US President Donald Trump accused Russian Federation and Iran over the alleged attacks: “Russia and Iran are responsible for backing Animal Assad”. Simply because the potential consequences attached to Syrian military forces carrying out such an attack at any point in the conflict, but especially this point, would be so catastrophic.
“Previous Security Council resolutions on the issue have not succeeded in stopping the use of chemical weapons in Syria”.
As U.S. officials consider whether and how to respond, they are looking at what type of chemical agent might have been used.
Basel Termanini, the US-based vice president of SAMS, told Reuters another 35 people, majority women and children, had been killed at a nearby apartment building.
The tests found “markers” in samples taken at Ghouta and at the sites of two other nerve agent attacks, in Khan Sheikhoun in April 2017 and Khan al-Assal in March 2013, two people involved in the process say.
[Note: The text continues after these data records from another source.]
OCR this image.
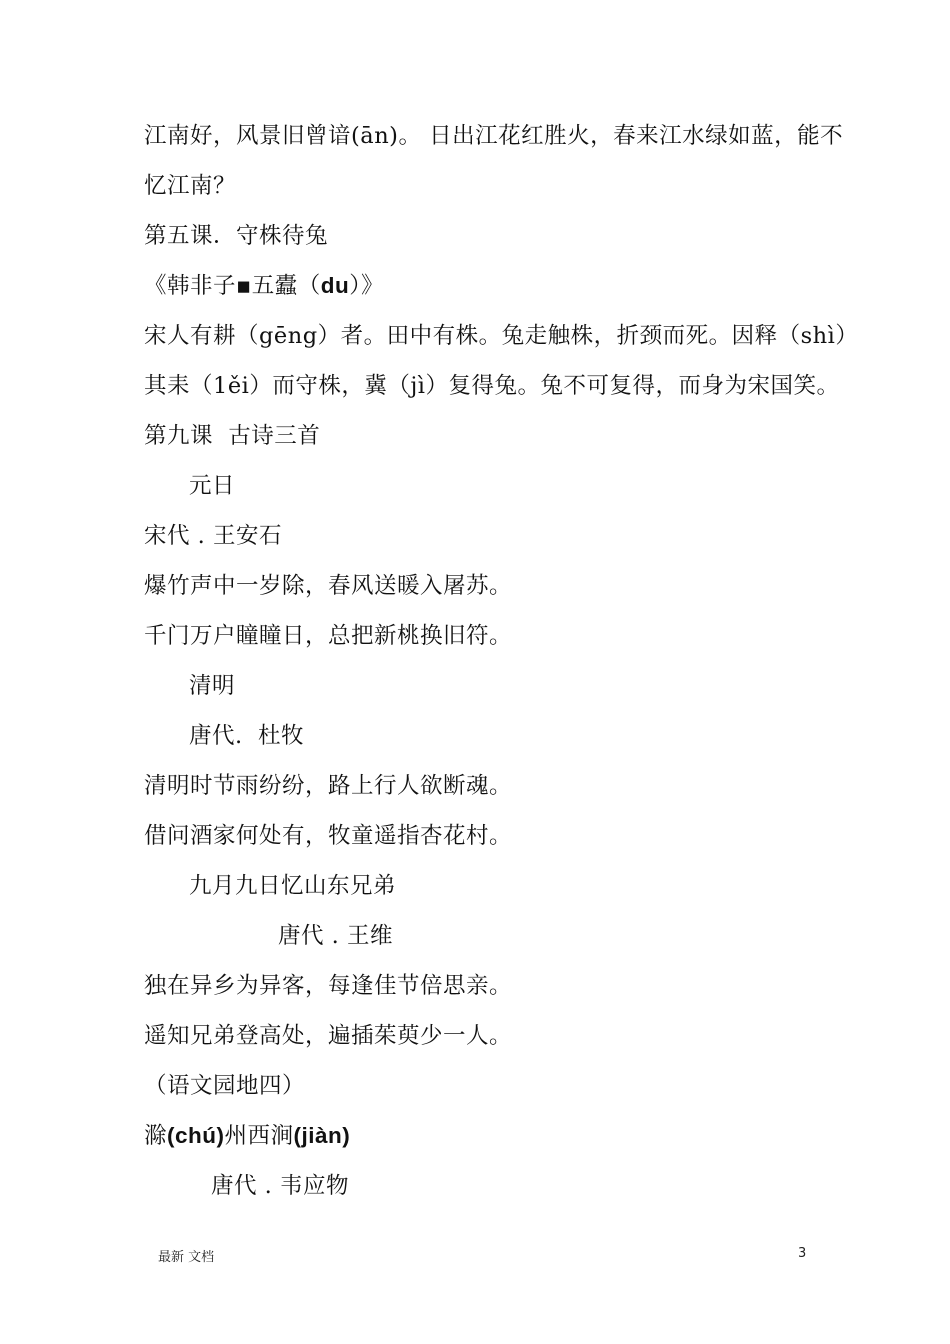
江南好，风景旧曾谙(ān)。 日出江花红胜火，春来江水绿如蓝，能不
忆江南？
第五课．守株待兔
《韩非子▪五蠹（du）》
宋人有耕（gēng）者。田中有株。兔走触株，折颈而死。因释（shì）
其耒（1ěi）而守株，冀（jì）复得兔。兔不可复得，而身为宋国笑。
第九课  古诗三首
元日
宋代 . 王安石
爆竹声中一岁除，春风送暖入屠苏。
千门万户瞳瞳日，总把新桃换旧符。
清明
唐代.  杜牧
清明时节雨纷纷，路上行人欲断魂。
借问酒家何处有，牧童遥指杏花村。
九月九日忆山东兄弟
唐代 . 王维
独在异乡为异客，每逢佳节倍思亲。
遥知兄弟登高处，遍插茱萸少一人。
（语文园地四）
滁(chú)州西涧(jiàn)
唐代 . 韦应物
最新 文档	3
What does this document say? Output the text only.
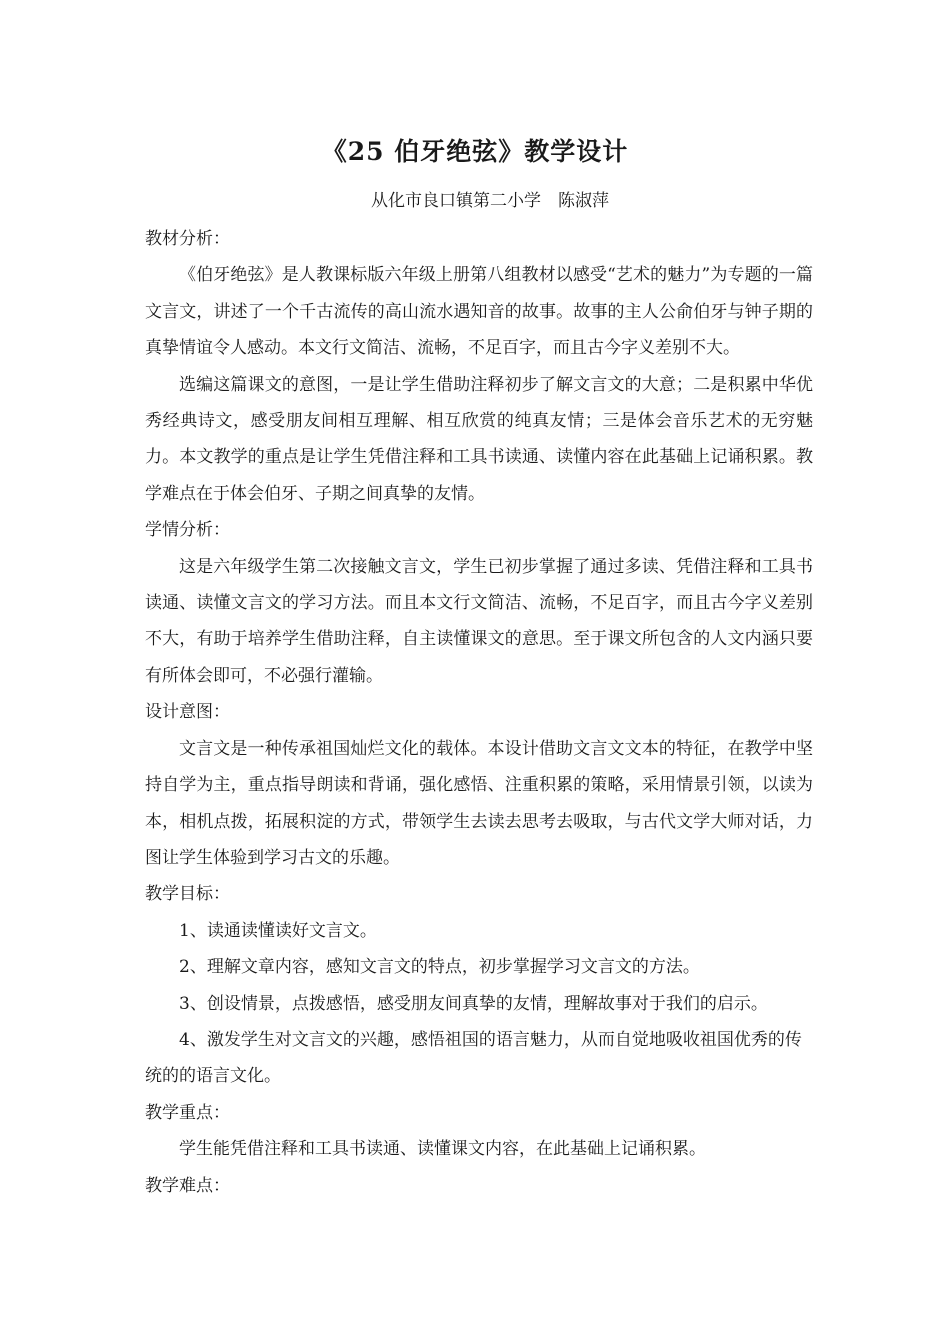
《25 伯牙绝弦》教学设计
从化市良口镇第二小学　陈淑萍

教材分析：

《伯牙绝弦》是人教课标版六年级上册第八组教材以感受“艺术的魅力”为专题的一篇文言文，讲述了一个千古流传的高山流水遇知音的故事。故事的主人公俞伯牙与钟子期的真挚情谊令人感动。本文行文简洁、流畅，不足百字，而且古今字义差别不大。

选编这篇课文的意图，一是让学生借助注释初步了解文言文的大意；二是积累中华优秀经典诗文，感受朋友间相互理解、相互欣赏的纯真友情；三是体会音乐艺术的无穷魅力。本文教学的重点是让学生凭借注释和工具书读通、读懂内容在此基础上记诵积累。教学难点在于体会伯牙、子期之间真挚的友情。

学情分析：

这是六年级学生第二次接触文言文，学生已初步掌握了通过多读、凭借注释和工具书读通、读懂文言文的学习方法。而且本文行文简洁、流畅，不足百字，而且古今字义差别不大，有助于培养学生借助注释，自主读懂课文的意思。至于课文所包含的人文内涵只要有所体会即可，不必强行灌输。

设计意图：

文言文是一种传承祖国灿烂文化的载体。本设计借助文言文文本的特征，在教学中坚持自学为主，重点指导朗读和背诵，强化感悟、注重积累的策略，采用情景引领，以读为本，相机点拨，拓展积淀的方式，带领学生去读去思考去吸取，与古代文学大师对话，力图让学生体验到学习古文的乐趣。

教学目标：

1、读通读懂读好文言文。

2、理解文章内容，感知文言文的特点，初步掌握学习文言文的方法。

3、创设情景，点拨感悟，感受朋友间真挚的友情，理解故事对于我们的启示。

4、激发学生对文言文的兴趣，感悟祖国的语言魅力，从而自觉地吸收祖国优秀的传统的的语言文化。

教学重点：

学生能凭借注释和工具书读通、读懂课文内容，在此基础上记诵积累。

教学难点：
More than 100 buses entered the town Sunday night to transport fighters and their families to Jarablus, a town under the shared control of rebels and Turkey, said Syrian state-affiliated al-Ikhbariya TV.
The war in Syria is in the news following a suspected chemical weapons attack, in which at least 70 people have died.
Anti-government activists claimed Syrian military helicopters dropped barrel bombs filled with chemicals on the town, suffocating some residents and sending others into violent convulsions.
The Syrian government denied its forces had launched any chemical assault and Russian Foreign Minister Sergei Lavrov said such allegations were false and a provocation.
The alleged chemical attack by Syrian forces in Idlib in 2017, which led to Trump’s decision to launch a cruise missile strike against the government’s Shayrat Airbase in Homs, came just after Trump had announced that regime change in Damascus was now off the table as a United States strategic objective.
A representative for the United Nations said that Secretary General António Guterres was “particularly alarmed by allegations that chemical weapons have been used against civilian populations in Douma” but that the United Nations was “not in a position to verify these reports”.
Commenting on the incidents, the European Union called for an worldwide response to the attack.
Missiles struck an air base in central Syria early today, its state-run news agency reported.
Heather Nauert, the spokeswoman for the State Department, told the media that the world community should immediately act if the attack is confirmed. When asked if the U.S. would respond in a similar way to this latest alleged chemical attack, White House adviser Tom Bossert told ABC television: “I wouldn’t take anything off the table”.
The Russian denial came hours after a deadly attack on a Syrian military airport, which Moscow and the Syrian Government blamed on Israel.
He criticised Russian Federation for failing to ensure Syria abandoned chemical weapons, having pledged to do so after a sarin nerve agent attack killed an estimated 1,300 people in 2013.
Amid the tough talk from the White House, the USA military appeared to be in position to carry out any attack order.
“The children of Syria have witnessed and experienced unimaginable suffering over the past seven years”.